Przypomnijmy: w kwietniu tego roku IANA - organizacja odpowiedzialna m. in. za zarządzanie systemem nazw domenowych - włączyła ogólnoświatową domenę XXX, przeznaczoną dla serwisów erotycznych, pornograficznych i "tylko dla dorosłych". Od tamtego czasu sieciowa pornografia ma swoje miejsce, co jest przydatne zarówno dla niej - bo łatwiej ją znaleźć - jak i dla tych, którzy woleliby jej unikać - bo łatwiej ją zablokować z poziomu komputera czy operatora sieci.
Po co amerykańskie uniwersytety wykupują więc domeny .xxx? By chronić się przed oszustami, którzy mogliby w jakiś sposób połączyć ich placówki z pornografią, rejestrując stronę amerykanski-uniwersytet.xxx i zamieszczając na niej odnośnik do wiadomych treści.
Uniwersytet Missouri już wykupił domeny missouri.xxx i missouritigers.xxx, z kolei Uniwersytet Waszyngtoński "zainwestował" w washu.xxx, washingtonuniversity.xxx oraz wustl.xxx.
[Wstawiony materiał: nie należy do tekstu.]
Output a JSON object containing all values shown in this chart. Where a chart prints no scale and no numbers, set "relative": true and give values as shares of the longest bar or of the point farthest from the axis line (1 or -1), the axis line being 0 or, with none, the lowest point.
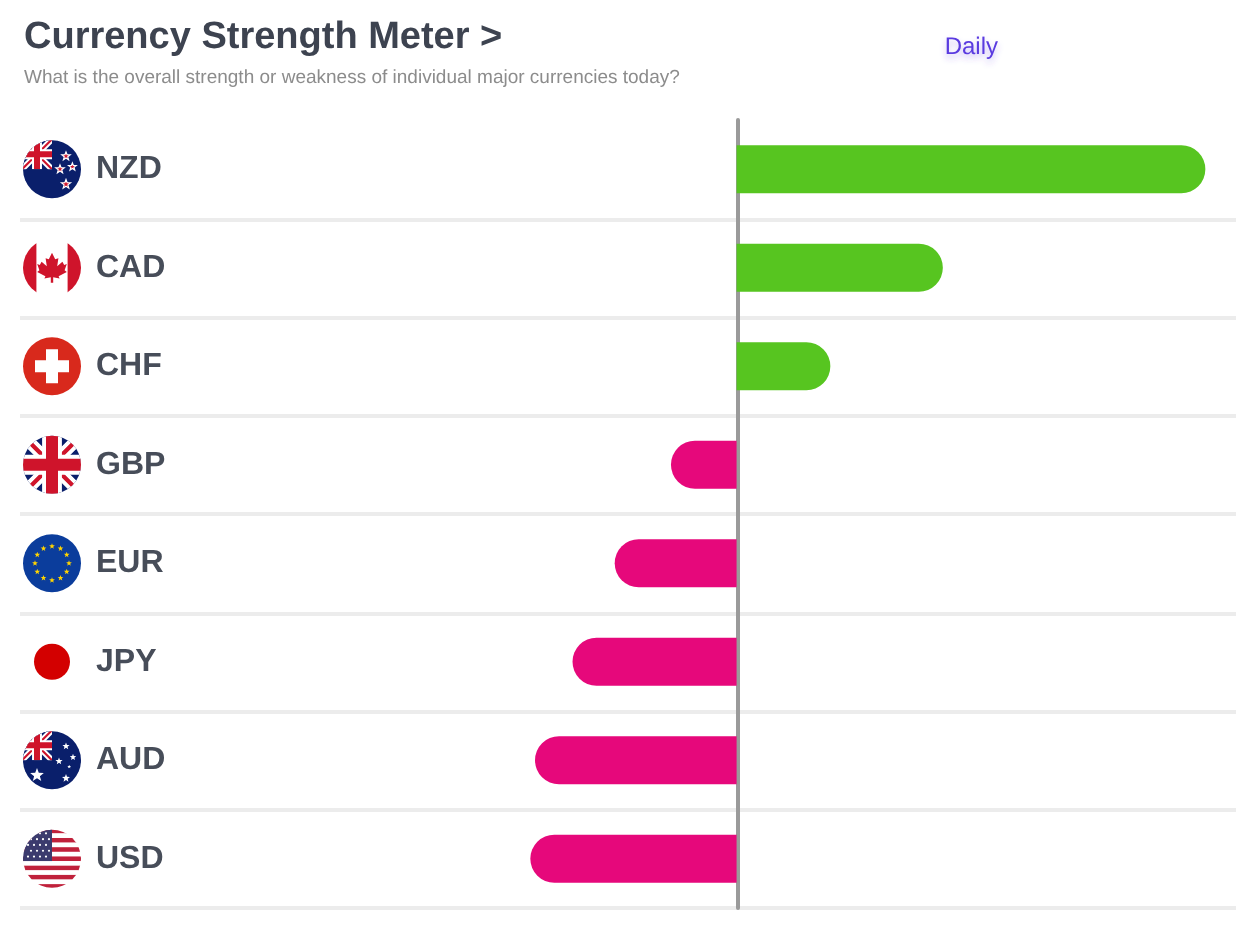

Każda kosztowała około dwustu dolarów.
ICM Registry, organizacja kontrolująca domenę XXX, już zablokowała możliwość rejestracji wielu nazw stron, które można by połączyć z nazwami np. znanych celebrytów czy organizacji rządowych. Problem amerykańskich uniwersytetów nie jest więc wyjątkowy. Pytanie tylko czy komuś naprawdę opłacałoby się rejestrować stronę, która szkalowałaby placówkę naukową?
Choć z drugiej strony, niezadowoleni studenci...
[za Yahoo! ]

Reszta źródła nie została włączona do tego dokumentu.